The back of my scalp tingles as I hold his gaze in the mirror. I’m about to do something very stupid, but I don’t care. I’d do anything to get rid of this ashamed, powerless feeling. The desire to spite my ex has me by the throat.

I summon the unflappable bitch-demon deep inside me and give Connor a puzzled smile.

“You know Rory and I are together, right?”

My heart races as I watch his reaction. It might be worth it, watching his expression flip from smug to confused to surprised before he finally looks to Rory and it turns flat-out pissed.

“Really?” Connor asks, glaring at Rory across the gym. “Miller?”

I’m a hurricane of female rage and revenge, and I’m totally fucking doing this.
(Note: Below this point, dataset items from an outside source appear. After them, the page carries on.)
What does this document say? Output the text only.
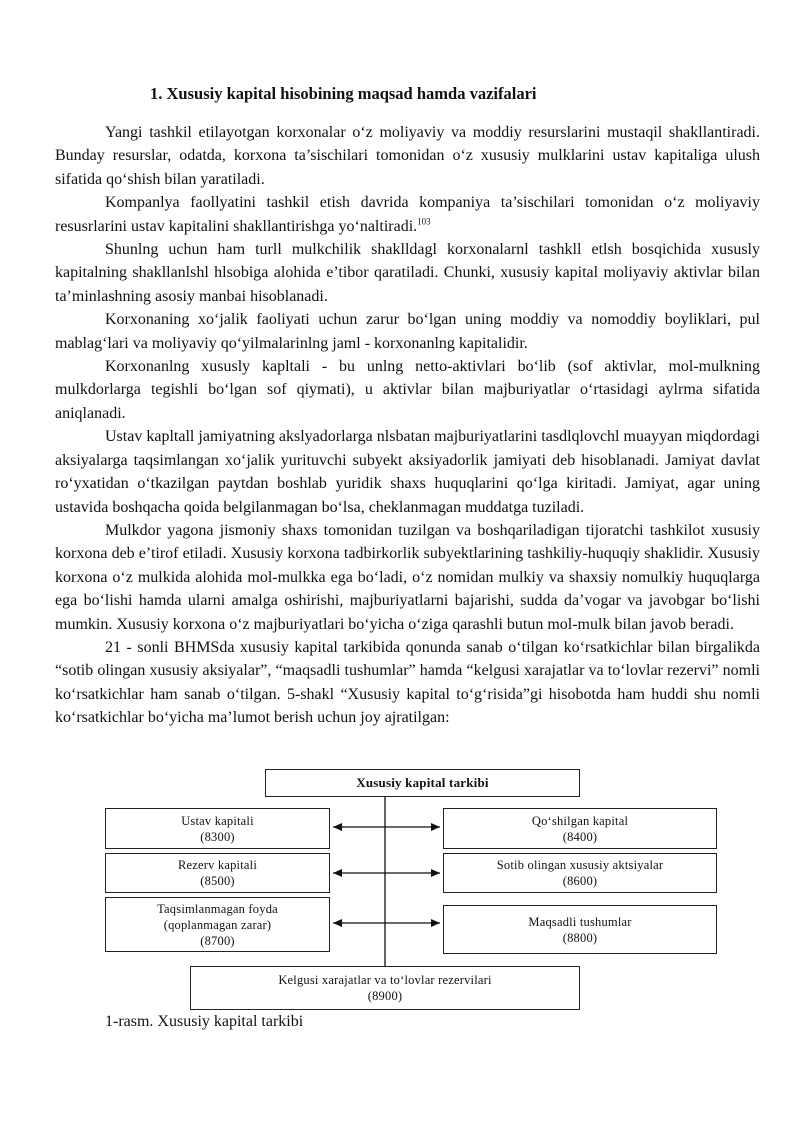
1. Xususiy kapital hisobining maqsad hamda vazifalari

Yangi tashkil etilayotgan korxonalar o‘z moliyaviy va moddiy resurslarini mustaqil shakllantiradi. Bunday resurslar, odatda, korxona ta’sischilari tomonidan o‘z xususiy mulklarini ustav kapitaliga ulush sifatida qo‘shish bilan yaratiladi.

Kompanlya faollyatini tashkil etish davrida kompaniya ta’sischilari tomonidan o‘z moliyaviy resusrlarini ustav kapitalini shakllantirishga yo‘naltiradi.$^{103}$

Shunlng uchun ham turll mulkchilik shaklldagl korxonalarnl tashkll etlsh bosqichida xususly kapitalning shakllanlshl hlsobiga alohida e’tibor qaratiladi. Chunki, xususiy kapital moliyaviy aktivlar bilan ta’minlashning asosiy manbai hisoblanadi.

Korxonaning xo‘jalik faoliyati uchun zarur bo‘lgan uning moddiy va nomoddiy boyliklari, pul mablag‘lari va moliyaviy qo‘yilmalarinlng jaml - korxonanlng kapitalidir.

Korxonanlng xususly kapltali - bu unlng netto-aktivlari bo‘lib (sof aktivlar, mol-mulkning mulkdorlarga tegishli bo‘lgan sof qiymati), u aktivlar bilan majburiyatlar o‘rtasidagi aylrma sifatida aniqlanadi.

Ustav kapltall jamiyatning akslyadorlarga nlsbatan majburiyatlarini tasdlqlovchl muayyan miqdordagi aksiyalarga taqsimlangan xo‘jalik yurituvchi subyekt aksiyadorlik jamiyati deb hisoblanadi. Jamiyat davlat ro‘yxatidan o‘tkazilgan paytdan boshlab yuridik shaxs huquqlarini qo‘lga kiritadi. Jamiyat, agar uning ustavida boshqacha qoida belgilanmagan bo‘lsa, cheklanmagan muddatga tuziladi.

Mulkdor yagona jismoniy shaxs tomonidan tuzilgan va boshqariladigan tijoratchi tashkilot xususiy korxona deb e’tirof etiladi. Xususiy korxona tadbirkorlik subyektlarining tashkiliy-huquqiy shaklidir. Xususiy korxona o‘z mulkida alohida mol-mulkka ega bo‘ladi, o‘z nomidan mulkiy va shaxsiy nomulkiy huquqlarga ega bo‘lishi hamda ularni amalga oshirishi, majburiyatlarni bajarishi, sudda da’vogar va javobgar bo‘lishi mumkin. Xususiy korxona o‘z majburiyatlari bo‘yicha o‘ziga qarashli butun mol-mulk bilan javob beradi.

21 - sonli BHMSda xususiy kapital tarkibida qonunda sanab o‘tilgan ko‘rsatkichlar bilan birgalikda “sotib olingan xususiy aksiyalar”, “maqsadli tushumlar” hamda “kelgusi xarajatlar va to‘lovlar rezervi” nomli ko‘rsatkichlar ham sanab o‘tilgan. 5-shakl “Xususiy kapital to‘g‘risida”gi hisobotda ham huddi shu nomli ko‘rsatkichlar bo‘yicha ma’lumot berish uchun joy ajratilgan:

Xususiy kapital tarkibi
Ustav kapitali
(8300)
Qo‘shilgan kapital
(8400)
Rezerv kapitali
(8500)
Sotib olingan xususiy aktsiyalar
(8600)
Taqsimlanmagan foyda
(qoplanmagan zarar)
(8700)
Maqsadli tushumlar
(8800)
Kelgusi xarajatlar va to‘lovlar rezervilari
(8900)
1-rasm. Xususiy kapital tarkibi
Rory’s trainer says something, but he’s not listening; he’s just looking between Connor and me.

I give him a flirty, twiddly finger wave. His eyes light up with victory and amusement, and I fight the eye roll as he shoots that grin at Connor.

God, Rory’s going to be the worst about this.

“Mhm.” I hear the question he asked me moments ago—the one about being professional—and my blood rattles with anger again, but I continue to smile.

Worry flickers in my chest. Rory’s unfairly hot, and I’ve been able to keep my distance until now with sharp barbs and light amusement, but he’s going to be all over me, murmuring in my ear and putting his hand on my waist with that intense charm and doing whatever he can to press Connor’s buttons.

The soft, vulnerable part of me worries that I’ll catch feelings. That I’ll fall for him.

My fingertips rub against each other, and when I feel the massage oil on my skin, another serving of molten, furious anger tips into my blood.

Rory’s also a spoiled hockey player who’s had life handed to him on a silver platter. I’m not going to catch feelings. Connor’s a reminder of what would happen if I let that line blur.

With Rory’s help, I’m going to make Connor regret what he did.